ですが着物にはたくさんのパーツがあって、それぞれに適した寸法というものがあります。それで実際に着付けてみると、部分的に合っていない部分も出てくるかもしれません。
そういった場合は、寸法直しや仕立て直しでサイズ合せをする事ができますが、そのお直しにも限度がありますので十分に注意してください。
特にサイズの小さ過ぎる着物の場合は、生地の余白によって長く伸ばせる幅が限定されてきます。いくらカワイイ着物だからといっても、自分のサイズを考えて選ぶようにしましょう。
一般的な寸法直しの納期について
着物の寸法直しを行う際には、お直しに掛かる日数を確認する事が肝心です。つまり一般的な納期を知っておかないと、着物を着て出かける日に間に合わなくなってしまうかもしれません。
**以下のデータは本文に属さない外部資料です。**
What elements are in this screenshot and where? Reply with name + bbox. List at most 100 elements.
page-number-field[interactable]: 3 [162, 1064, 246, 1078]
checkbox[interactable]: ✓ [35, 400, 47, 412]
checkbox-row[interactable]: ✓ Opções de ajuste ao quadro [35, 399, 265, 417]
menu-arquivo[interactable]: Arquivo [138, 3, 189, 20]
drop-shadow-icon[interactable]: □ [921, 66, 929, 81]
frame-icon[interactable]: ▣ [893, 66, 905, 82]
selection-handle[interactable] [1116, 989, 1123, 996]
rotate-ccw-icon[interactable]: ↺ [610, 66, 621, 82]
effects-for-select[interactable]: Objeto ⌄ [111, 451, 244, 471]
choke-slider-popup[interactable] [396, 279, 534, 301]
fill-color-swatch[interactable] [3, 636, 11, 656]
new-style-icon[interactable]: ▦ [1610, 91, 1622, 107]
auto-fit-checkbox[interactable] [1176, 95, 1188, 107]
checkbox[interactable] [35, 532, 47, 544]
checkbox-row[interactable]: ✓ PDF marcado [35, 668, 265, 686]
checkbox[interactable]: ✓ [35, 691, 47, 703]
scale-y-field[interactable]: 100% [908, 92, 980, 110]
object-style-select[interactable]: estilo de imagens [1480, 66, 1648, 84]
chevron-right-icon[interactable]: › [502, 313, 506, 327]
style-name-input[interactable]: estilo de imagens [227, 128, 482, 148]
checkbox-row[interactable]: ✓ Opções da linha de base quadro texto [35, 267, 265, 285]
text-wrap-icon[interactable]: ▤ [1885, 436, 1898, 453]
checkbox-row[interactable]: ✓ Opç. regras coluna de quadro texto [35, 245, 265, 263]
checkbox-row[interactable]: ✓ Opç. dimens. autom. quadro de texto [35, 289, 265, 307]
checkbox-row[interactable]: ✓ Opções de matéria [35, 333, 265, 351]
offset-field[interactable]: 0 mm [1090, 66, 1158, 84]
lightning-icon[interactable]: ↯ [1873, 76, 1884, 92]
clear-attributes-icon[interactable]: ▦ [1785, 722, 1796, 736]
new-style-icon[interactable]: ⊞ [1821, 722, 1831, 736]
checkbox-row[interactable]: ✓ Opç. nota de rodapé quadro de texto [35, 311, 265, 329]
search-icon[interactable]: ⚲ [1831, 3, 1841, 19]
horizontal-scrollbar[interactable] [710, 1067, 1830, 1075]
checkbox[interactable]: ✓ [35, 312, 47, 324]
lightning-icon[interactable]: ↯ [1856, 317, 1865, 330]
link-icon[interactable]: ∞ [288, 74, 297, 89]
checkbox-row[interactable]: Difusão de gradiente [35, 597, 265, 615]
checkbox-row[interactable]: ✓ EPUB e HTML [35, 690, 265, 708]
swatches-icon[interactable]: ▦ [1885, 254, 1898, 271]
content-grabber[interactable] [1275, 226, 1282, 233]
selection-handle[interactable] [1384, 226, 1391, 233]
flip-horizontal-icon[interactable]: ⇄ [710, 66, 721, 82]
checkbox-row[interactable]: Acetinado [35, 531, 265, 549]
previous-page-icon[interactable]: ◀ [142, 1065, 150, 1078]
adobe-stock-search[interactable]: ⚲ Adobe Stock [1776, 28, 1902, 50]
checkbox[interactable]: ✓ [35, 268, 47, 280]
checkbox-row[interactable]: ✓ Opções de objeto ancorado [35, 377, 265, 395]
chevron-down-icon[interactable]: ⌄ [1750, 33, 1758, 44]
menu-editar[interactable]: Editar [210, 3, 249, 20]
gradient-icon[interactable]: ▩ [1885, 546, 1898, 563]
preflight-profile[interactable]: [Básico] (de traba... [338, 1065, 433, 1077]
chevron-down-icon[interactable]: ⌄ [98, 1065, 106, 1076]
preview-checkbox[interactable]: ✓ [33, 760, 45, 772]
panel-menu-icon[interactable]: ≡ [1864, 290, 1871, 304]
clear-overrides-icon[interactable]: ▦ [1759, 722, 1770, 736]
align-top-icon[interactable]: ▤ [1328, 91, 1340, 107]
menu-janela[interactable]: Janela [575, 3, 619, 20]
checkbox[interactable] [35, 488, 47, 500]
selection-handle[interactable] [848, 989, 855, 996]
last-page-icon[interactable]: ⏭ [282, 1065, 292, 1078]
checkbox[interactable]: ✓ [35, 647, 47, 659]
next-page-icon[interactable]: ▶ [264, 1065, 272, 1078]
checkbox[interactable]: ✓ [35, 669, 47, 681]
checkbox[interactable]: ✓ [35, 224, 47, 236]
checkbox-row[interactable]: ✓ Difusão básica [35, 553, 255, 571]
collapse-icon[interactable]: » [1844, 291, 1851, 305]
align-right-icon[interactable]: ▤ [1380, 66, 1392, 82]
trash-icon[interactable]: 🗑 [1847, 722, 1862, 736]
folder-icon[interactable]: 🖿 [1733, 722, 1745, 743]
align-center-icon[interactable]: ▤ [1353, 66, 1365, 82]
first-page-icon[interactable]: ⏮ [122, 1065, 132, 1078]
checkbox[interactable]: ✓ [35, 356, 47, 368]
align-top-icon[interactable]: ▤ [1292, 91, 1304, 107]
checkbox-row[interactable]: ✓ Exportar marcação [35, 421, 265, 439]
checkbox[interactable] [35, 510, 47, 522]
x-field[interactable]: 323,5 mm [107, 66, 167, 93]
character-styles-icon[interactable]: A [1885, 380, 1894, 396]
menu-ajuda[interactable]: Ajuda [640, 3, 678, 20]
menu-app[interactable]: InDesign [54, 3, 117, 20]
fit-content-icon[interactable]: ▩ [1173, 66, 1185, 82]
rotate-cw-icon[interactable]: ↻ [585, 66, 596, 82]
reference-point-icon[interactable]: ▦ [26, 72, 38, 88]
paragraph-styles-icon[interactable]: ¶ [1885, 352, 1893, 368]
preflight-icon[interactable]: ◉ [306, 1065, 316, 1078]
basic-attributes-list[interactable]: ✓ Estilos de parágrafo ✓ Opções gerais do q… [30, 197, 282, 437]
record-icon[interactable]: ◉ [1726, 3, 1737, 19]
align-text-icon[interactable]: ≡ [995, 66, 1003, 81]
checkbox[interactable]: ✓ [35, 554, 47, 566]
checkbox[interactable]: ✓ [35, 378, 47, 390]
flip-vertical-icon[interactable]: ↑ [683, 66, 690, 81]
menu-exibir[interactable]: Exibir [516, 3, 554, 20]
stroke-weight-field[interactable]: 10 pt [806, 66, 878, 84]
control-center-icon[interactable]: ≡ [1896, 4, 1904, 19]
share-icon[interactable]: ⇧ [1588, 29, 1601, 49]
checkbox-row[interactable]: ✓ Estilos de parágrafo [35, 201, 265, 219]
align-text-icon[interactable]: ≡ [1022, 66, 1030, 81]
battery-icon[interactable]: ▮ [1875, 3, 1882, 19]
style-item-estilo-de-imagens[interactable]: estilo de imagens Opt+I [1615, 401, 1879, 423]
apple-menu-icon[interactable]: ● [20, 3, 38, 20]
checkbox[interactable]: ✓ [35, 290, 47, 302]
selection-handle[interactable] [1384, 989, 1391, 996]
ちなみに着物のお直しに掛かる納期は、基本的に2~3週間後を目安にしておくと安全です。もちろん、お直しの内容によってはそれ以上長く掛かる事があります。
裄直しや袖丈直しなら比較的に早く済みますが、身幅や身丈を直す場合は3週間以上かかってしまう事も考えられます。ですから早め早めの依頼を心がけると良いでしょう。
また、お店によっては1週間以内のスピード仕上げを受け付けているケースもありますので、依頼する際はよくサービス内容を確認する様におすすめします。
着物のサイズが合わないときは寸法直しに出そう
普段はなかなか着る機会のない着物ですから、いざ着て行く用事が出てきた時に、ちょっと体に合っていないといったトラブルがよく起きてしまいます。
また自分の体のサイズが変わってしまっていて、それできちんと着付けられないといったケースも珍しくありません。
そこで、もし体形が変わったなどの理由で着物が合わなくなってしまったら、気が付いた時点でお直しに出しておくようにすると良いでしょう。
あるいは着物を着ていく事が分っている場合は、そのひと月以上前に一度着付けてみると良いのです。それでお直しが必要な個所があれば、すぐにお店に出す様にすると安心して着る事ができるでしょう。
まとめ
いかがでしたでしょうか?
着物を着こなすために役立つ情報が得られたでしょうか?現代では、日本の女性の方が着物を着る機会がとても少なくなっています。そして着物についての知識も普段の生活とはかけ離れている事もあって、ちょっと覚えにくいものです。
ですが、それだけに着物を着て出かける時には美しい着付けをしたいと思う事でしょう。普段とは全く違う自分をたくさんの人に見てもらって『キレイだね』といってもらいたいと望んでいる事でしょう。
ハレの舞台で恥ずかしい思いはしたくないものです。むしろキラキラと輝いていたいと思うでしょう。その成功をちょっと後押ししてくれるのが、お着物の正しい着付け方かもしれません。
普段あまり着る機会のない着物ですから、できれば当日にバッチリと決まる様に、事前に寸法合わせを行っておきたいものです。
また、新たに購入する場合も同じで、寸法合わせのコツをしっかりと抑えておけば、体に合わない着物を選ぶ事もなくなります。着付けが難しい着物ですが、サイズ合せに関しては個人でも何とかチェックできるものです。
定期的にサイズチェックをして、もし体形が変わってしまったとか、購入した着物がちょっと合っていないと分ったら、なるべく早めに寸法直し・仕立て直しをしておくようにおすすめします。